EDMONTON COMMUNITY FOUNDATION (ECF): What are
some examples of business situations that can trigger
tax implications?
TIM KIRBY (TK): Selling a business or capital assets,
receiving a large bonus, or corporate restructuring all
have tax implications. These events often trigger capital
gains taxes, income taxes or other tax liabilities. As a
business owner, you need to plan in advance how to
handle these to ensure your financial obligations don’t
hinder future growth or personal finances.

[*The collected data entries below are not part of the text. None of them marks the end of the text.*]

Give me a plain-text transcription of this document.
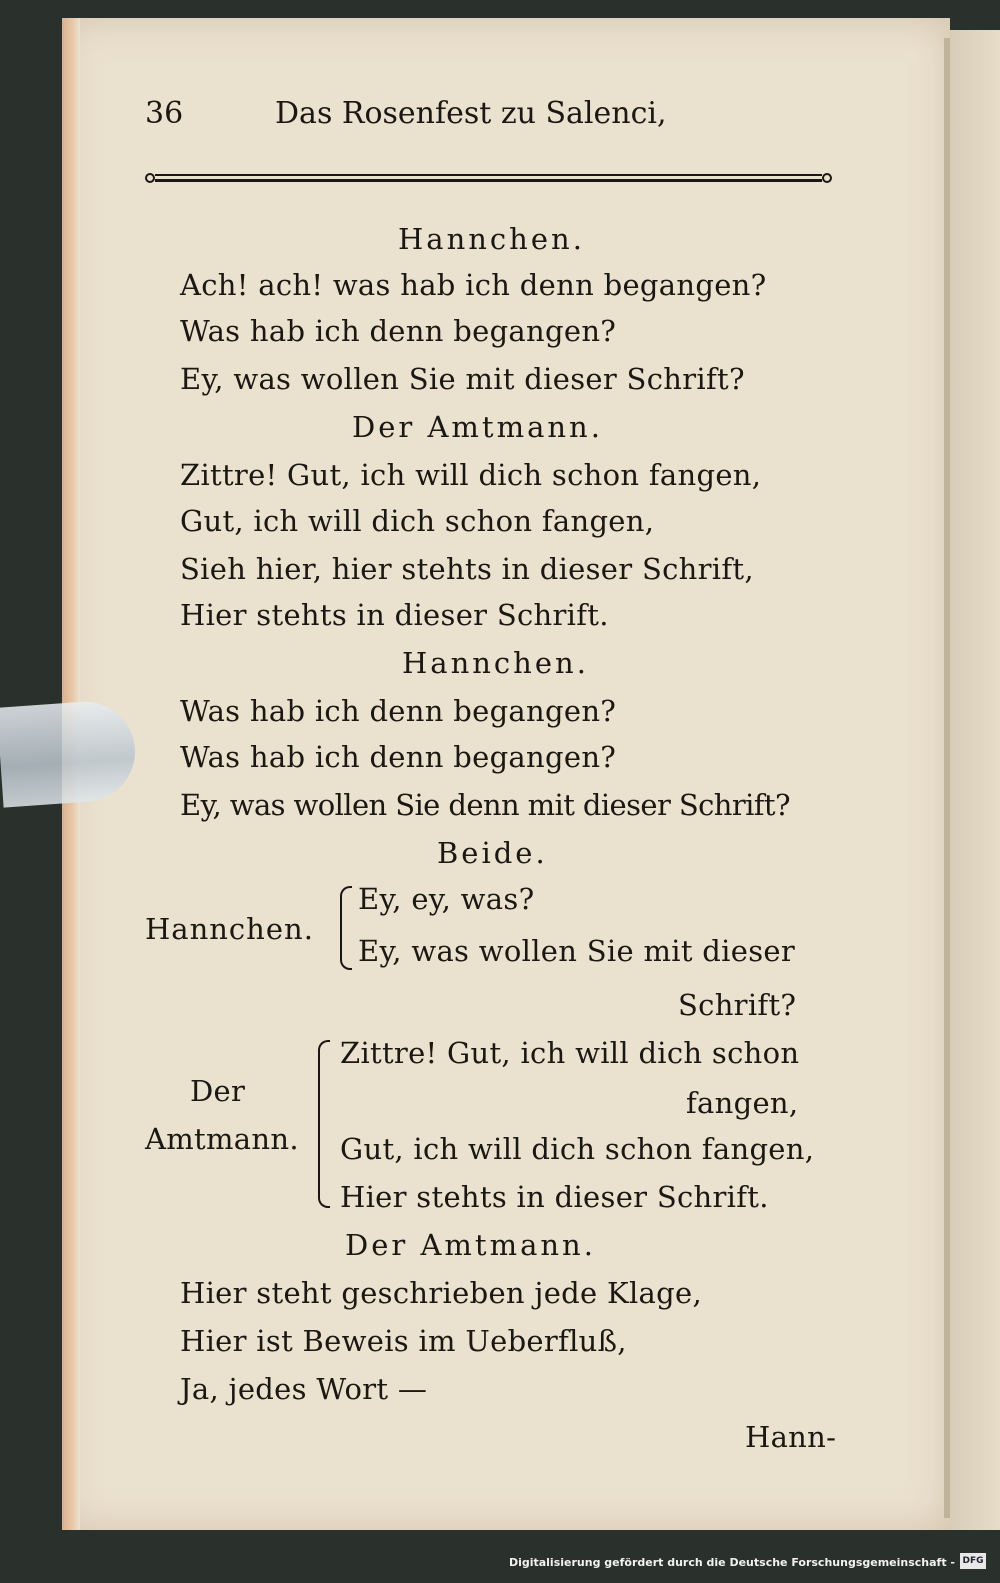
36	Das Rosenfest zu Salenci,
Hannchen.
Ach! ach! was hab ich denn begangen?
Was hab ich denn begangen?
Ey, was wollen Sie mit dieser Schrift?
Der Amtmann.
Zittre! Gut, ich will dich schon fangen,
Gut, ich will dich schon fangen,
Sieh hier, hier stehts in dieser Schrift,
Hier stehts in dieser Schrift.
Hannchen.
Was hab ich denn begangen?
Was hab ich denn begangen?
Ey, was wollen Sie denn mit dieser Schrift?
Beide.
Hannchen.
Ey, ey, was?
Ey, was wollen Sie mit dieser
Schrift?
Der
Amtmann.
Zittre! Gut, ich will dich schon
fangen,
Gut, ich will dich schon fangen,
Hier stehts in dieser Schrift.
Der Amtmann.
Hier steht geschrieben jede Klage,
Hier ist Beweis im Ueberfluß,
Ja, jedes Wort —
Hann-
Digitalisierung gefördert durch die Deutsche Forschungsgemeinschaft - DFG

ECF: What are the biggest considerations when dealing
with these tax scenarios?
TK: You must understand the full scope of potential tax
liabilities and how these events impact short-term and
long-term finances. You’ll also need to evaluate how
various tax-planning strategies, including charitable
donations, can mitigate these liabilities. It’s important
to consider how tax implications align with your overall
business and personal goals, such as retirement planning or
future investments.
ECF: How can charitable giving help to offset these tax events?
TK: Charitable giving can reduce taxable income through
deductions and credits, which in turn can lower the tax
burden in specific situations, such as the sale of a business
or realizing a significant capital gains on the disposition of
capital assets such as stocks, bonds or vacation properties.

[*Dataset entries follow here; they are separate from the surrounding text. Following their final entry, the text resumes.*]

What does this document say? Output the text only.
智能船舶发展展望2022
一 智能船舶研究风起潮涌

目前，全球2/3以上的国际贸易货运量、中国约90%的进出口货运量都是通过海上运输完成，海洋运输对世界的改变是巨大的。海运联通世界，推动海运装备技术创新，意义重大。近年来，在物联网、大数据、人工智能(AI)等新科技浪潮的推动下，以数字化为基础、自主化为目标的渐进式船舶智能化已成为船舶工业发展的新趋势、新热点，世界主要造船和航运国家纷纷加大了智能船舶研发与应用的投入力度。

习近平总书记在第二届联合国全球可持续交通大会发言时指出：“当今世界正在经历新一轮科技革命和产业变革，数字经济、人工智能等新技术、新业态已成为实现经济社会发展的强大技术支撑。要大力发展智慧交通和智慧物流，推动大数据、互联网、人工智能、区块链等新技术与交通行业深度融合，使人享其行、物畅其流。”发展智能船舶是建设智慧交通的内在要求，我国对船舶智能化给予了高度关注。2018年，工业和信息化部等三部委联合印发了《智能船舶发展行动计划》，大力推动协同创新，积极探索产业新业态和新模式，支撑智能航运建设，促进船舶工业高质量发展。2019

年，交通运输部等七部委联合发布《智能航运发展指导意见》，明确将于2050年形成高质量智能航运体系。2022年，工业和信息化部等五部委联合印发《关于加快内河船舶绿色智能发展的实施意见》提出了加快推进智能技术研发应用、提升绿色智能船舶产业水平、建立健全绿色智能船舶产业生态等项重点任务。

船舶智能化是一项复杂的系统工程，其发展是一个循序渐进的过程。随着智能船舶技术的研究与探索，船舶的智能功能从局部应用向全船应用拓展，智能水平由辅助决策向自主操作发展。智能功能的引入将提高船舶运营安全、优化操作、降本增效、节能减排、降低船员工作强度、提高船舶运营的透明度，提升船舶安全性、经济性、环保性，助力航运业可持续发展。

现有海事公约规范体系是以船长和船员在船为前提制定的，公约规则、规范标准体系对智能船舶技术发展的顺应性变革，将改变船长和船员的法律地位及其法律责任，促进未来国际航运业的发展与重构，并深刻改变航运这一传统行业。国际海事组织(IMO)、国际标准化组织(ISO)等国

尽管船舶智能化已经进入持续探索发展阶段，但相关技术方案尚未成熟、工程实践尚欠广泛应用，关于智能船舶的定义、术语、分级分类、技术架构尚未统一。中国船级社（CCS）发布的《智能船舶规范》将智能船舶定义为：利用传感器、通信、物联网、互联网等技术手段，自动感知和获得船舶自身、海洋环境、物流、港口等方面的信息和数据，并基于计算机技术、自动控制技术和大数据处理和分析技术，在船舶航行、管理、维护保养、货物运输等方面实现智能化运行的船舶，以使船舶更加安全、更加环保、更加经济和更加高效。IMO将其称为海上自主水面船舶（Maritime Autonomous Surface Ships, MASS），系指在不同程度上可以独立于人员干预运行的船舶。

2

By donating to registered charities, businesses can reduce
their taxable income while supporting causes they care
about. Certain types of corporate income tax are refundable,
and a donation strategy can benefit the donor by triggering
a tax refund while furthering the corporation’s philanthropic
objectives. A well-structured charitable giving strategy can
be a win-win for the business and the community.
ECF: Who would you recommend having these
conversations with?
TK: It’s essential to consult with a qualified tax advisor
and a financial planner who can guide your business
through tax strategy decisions. A charitable giving advisor
or representative from a charity can help align your
philanthropic goals with the best tax strategies. Collaborating
with professionals who understand the full spectrum of your
personal and business financial and charitable objectives is
crucial to maximizing charitable, business and tax benefits.

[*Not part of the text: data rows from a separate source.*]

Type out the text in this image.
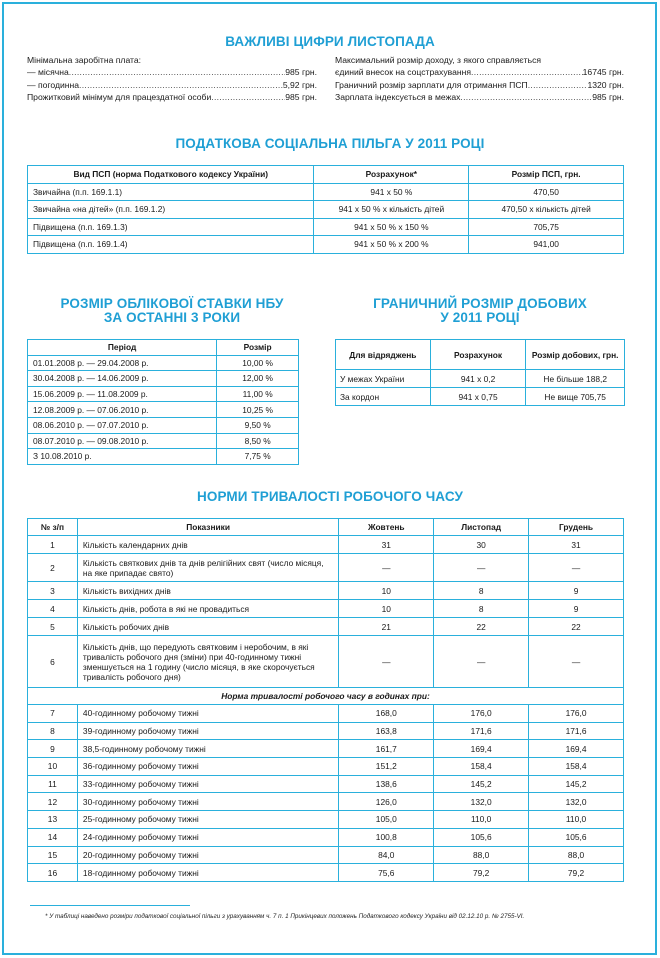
ВАЖЛИВІ ЦИФРИ ЛИСТОПАДА
Мінімальна заробітна плата:
— місячна .....	985 грн.
— погодинна .....	5,92 грн.
Прожитковий мінімум для працездатної особи .....	985 грн.
Максимальний розмір доходу, з якого справляється
єдиний внесок на соцстрахування .....	16745 грн.
Граничний розмір зарплати для отримання ПСП .....	1320 грн.
Зарплата індексується в межах .....	985 грн.
ПОДАТКОВА СОЦІАЛЬНА ПІЛЬГА У 2011 РОЦІ
Вид ПСП (норма Податкового кодексу України)	Розрахунок*	Розмір ПСП, грн.
Звичайна (п.п. 169.1.1)	941 х 50 %	470,50
Звичайна «на дітей» (п.п. 169.1.2)	941 х 50 % х кількість дітей	470,50 х кількість дітей
Підвищена (п.п. 169.1.3)	941 х 50 % х 150 %	705,75
Підвищена (п.п. 169.1.4)	941 х 50 % х 200 %	941,00
РОЗМІР ОБЛІКОВОЇ СТАВКИ НБУ
ЗА ОСТАННІ 3 РОКИ
Період	Розмір
01.01.2008 р. — 29.04.2008 р.	10,00 %
30.04.2008 р. — 14.06.2009 р.	12,00 %
15.06.2009 р. — 11.08.2009 р.	11,00 %
12.08.2009 р. — 07.06.2010 р.	10,25 %
08.06.2010 р. — 07.07.2010 р.	9,50 %
08.07.2010 р. — 09.08.2010 р.	8,50 %
З 10.08.2010 р.	7,75 %
ГРАНИЧНИЙ РОЗМІР ДОБОВИХ
У 2011 РОЦІ
Для відряджень	Розрахунок	Розмір добових, грн.
У межах України	941 х 0,2	Не більше 188,2
За кордон	941 х 0,75	Не вище 705,75
НОРМИ ТРИВАЛОСТІ РОБОЧОГО ЧАСУ
№ з/п	Показники	Жовтень	Листопад	Грудень
1	Кількість календарних днів	31	30	31
2	Кількість святкових днів та днів релігійних свят (число місяця, на яке припадає свято)	—	—	—
3	Кількість вихідних днів	10	8	9
4	Кількість днів, робота в які не провадиться	10	8	9
5	Кількість робочих днів	21	22	22
6	Кількість днів, що передують святковим і неробочим, в які тривалість робочого дня (зміни) при 40-годинному тижні зменшується на 1 годину (число місяця, в яке скорочується тривалість робочого дня)	—	—	—
Норма тривалості робочого часу в годинах при:				
7	40-годинному робочому тижні	168,0	176,0	176,0
8	39-годинному робочому тижні	163,8	171,6	171,6
9	38,5-годинному робочому тижні	161,7	169,4	169,4
10	36-годинному робочому тижні	151,2	158,4	158,4
11	33-годинному робочому тижні	138,6	145,2	145,2
12	30-годинному робочому тижні	126,0	132,0	132,0
13	25-годинному робочому тижні	105,0	110,0	110,0
14	24-годинному робочому тижні	100,8	105,6	105,6
15	20-годинному робочому тижні	84,0	88,0	88,0
16	18-годинному робочому тижні	75,6	79,2	79,2
* У таблиці наведено розміри податкової соціальної пільги з урахуванням ч. 7 п. 1 Прикінцевих положень Податкового кодексу України від 02.12.10 р. № 2755-VI.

ECF: Why is it important to receive assistance from someone
who can speak about the benefits of selling a business, and
the unexpected consequences from the sale?
TK: Selling a business can trigger unforeseen consequences,
such as capital gains taxes or changes in business structure
that might impact your personal finances. Understanding
the after-tax bottom line following a sale is more important
than focusing on the top-line sale price. Having a team of
professionals to help navigate the benefits and potential
drawbacks of the sale ensures that you can make financially
sound decisions aligned with your long-term objectives. Tax
and donation planning can often bridge valuation gaps on
proposed sale transactions.
Tim Kirby is a Partner at Felesky Flynn LLP and specializes
in estate and succession planning, corporate and personal
tax planning, and mergers and acquisitions. He is recognized
as a leading tax lawyer by The Best Lawyers in Canada™ and
is ranked as a featured Leading Lawyer in Corporate Tax,
Finance and M&A, and Estate & Personal Tax Planning –
Estate & Tax Planning by Canadian Lexpert®.